Was lässt uns alt aussehen? Von Janne Kieselbach, dpa

Falten, Altersflecken, lichtes Haar: Wenn wir älter werden, sieht man
es uns an - ob wir wollen oder nicht. Doch nicht jeder Mensch altert
äußerlich gleich schnell. Und daran sind nicht nur die Gene schuld.

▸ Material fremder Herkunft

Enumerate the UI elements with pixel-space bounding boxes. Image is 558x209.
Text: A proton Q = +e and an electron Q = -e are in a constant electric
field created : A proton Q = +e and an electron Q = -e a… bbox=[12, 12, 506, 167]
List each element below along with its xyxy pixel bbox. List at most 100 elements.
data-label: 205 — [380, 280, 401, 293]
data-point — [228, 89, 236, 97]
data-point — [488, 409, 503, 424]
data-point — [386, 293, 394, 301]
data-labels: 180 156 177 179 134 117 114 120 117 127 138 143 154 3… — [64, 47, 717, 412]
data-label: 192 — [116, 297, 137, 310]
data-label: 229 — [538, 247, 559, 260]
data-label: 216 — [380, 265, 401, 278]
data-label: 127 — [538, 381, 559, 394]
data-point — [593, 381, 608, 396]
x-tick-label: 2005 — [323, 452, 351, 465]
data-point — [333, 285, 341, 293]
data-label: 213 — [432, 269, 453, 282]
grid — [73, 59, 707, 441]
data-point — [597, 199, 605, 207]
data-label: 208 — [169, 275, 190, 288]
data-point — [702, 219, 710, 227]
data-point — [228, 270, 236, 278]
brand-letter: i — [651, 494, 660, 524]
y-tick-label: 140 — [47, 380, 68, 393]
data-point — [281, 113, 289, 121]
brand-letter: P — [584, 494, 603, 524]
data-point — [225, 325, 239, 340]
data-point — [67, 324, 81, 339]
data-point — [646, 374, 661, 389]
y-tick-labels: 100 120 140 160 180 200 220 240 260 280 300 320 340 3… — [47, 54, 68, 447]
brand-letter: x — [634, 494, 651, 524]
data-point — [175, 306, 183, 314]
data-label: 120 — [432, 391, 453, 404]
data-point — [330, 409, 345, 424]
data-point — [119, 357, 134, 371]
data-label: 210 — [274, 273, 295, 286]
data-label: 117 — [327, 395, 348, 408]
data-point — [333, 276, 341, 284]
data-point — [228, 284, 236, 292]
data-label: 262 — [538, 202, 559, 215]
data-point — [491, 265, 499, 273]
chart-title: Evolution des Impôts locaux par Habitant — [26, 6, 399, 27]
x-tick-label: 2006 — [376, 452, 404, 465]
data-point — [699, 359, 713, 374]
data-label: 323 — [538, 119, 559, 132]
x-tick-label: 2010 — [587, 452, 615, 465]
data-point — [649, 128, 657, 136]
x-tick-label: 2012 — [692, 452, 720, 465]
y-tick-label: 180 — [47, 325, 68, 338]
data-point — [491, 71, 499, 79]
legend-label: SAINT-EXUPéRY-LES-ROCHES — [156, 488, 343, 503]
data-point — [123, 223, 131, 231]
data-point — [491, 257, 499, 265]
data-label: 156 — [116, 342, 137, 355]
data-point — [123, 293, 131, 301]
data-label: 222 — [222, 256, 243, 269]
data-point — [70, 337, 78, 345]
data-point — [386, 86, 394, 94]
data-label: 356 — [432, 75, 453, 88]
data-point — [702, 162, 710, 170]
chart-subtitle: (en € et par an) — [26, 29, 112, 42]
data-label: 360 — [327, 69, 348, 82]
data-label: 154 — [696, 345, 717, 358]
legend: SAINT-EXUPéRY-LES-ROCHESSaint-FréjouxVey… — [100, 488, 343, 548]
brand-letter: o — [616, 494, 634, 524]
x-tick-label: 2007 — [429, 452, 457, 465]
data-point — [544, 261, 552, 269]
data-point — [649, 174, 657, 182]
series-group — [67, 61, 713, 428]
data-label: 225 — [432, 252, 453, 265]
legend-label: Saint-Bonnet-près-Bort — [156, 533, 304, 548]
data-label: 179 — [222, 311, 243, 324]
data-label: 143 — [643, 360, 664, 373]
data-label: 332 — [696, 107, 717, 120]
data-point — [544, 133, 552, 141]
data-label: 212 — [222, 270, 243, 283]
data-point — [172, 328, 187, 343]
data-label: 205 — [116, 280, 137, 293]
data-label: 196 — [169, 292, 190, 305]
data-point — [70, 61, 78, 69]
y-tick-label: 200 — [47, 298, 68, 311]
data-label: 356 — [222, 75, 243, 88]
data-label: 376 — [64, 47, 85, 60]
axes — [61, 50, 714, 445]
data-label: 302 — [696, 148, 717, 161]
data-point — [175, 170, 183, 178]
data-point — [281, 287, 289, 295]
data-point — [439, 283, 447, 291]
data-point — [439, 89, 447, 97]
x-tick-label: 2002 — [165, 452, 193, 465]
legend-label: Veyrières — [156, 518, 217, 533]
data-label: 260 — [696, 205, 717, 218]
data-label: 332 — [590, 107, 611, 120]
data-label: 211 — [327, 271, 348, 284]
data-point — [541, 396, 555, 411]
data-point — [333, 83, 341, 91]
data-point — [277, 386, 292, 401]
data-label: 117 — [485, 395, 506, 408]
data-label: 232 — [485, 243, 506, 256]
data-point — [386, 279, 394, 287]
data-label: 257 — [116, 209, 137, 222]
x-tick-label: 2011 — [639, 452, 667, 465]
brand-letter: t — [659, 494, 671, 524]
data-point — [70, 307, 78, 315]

Berlin (dpa) - «Forever young» - Für immer jung wollte die deutsche
Band Alphaville bleiben, als sie den gleichnamigen Hit in den
Achtzigerjahren schrieb. «Es ist so hart, älter zu werden ohne jeden
Grund», sang Frontmann Marian Gold. Ein Leid, das viele Menschen
kennen - und das jährlich Milliarden in die Kassen der
Kosmetikindustrie spült.

Dabei lassen sich zunehmende Falten, Altersflecken und lichter
werdendes Haar nicht nur mit Cremes und Lotionen bekämpfen. Was viele
nicht wissen: Wie schnell wir äußerlich altern, hängt neben unseren
Genen ganz wesentlich davon ab, wie wir uns verhalten, wo wir leben
und wie wir mit unserer Umwelt umgehen.

Allein für Veränderungen der Haut, des größten sichtbaren Organs,
sind die Zahlen deutlich. «20 bis 30 Prozent der Hautveränderungen
werden durch genetische Faktoren bedingt. Die restlichen 70 bis 80
Prozent entstehen durch Umwelteinflüsse, zum Beispiel durch
UV-Strahlung und Luftverschmutzung», erklärt Jean Krutmann, Leiter
des Leibniz-Instituts für umweltmedizinische Forschung.

Wer verstehen möchte, warum Veränderungen unseres Aussehens so stark
mit Umwelt und Verhalten zusammenhängen, muss einen genauen Blick in
die Zellen des menschlichen Körpers werfen. «Altern betrifft nie nur
ein Organ, es altert immer der gesamte Organismus. Äußerliche
Veränderungen hängen also mit dem gesamten Alterungsprozess zusammen
und können ein Indiz für den Zustand unseres Körpers sein», sagt
Martin Denzel vom Max Planck-Institut für die Biologie des Alterns.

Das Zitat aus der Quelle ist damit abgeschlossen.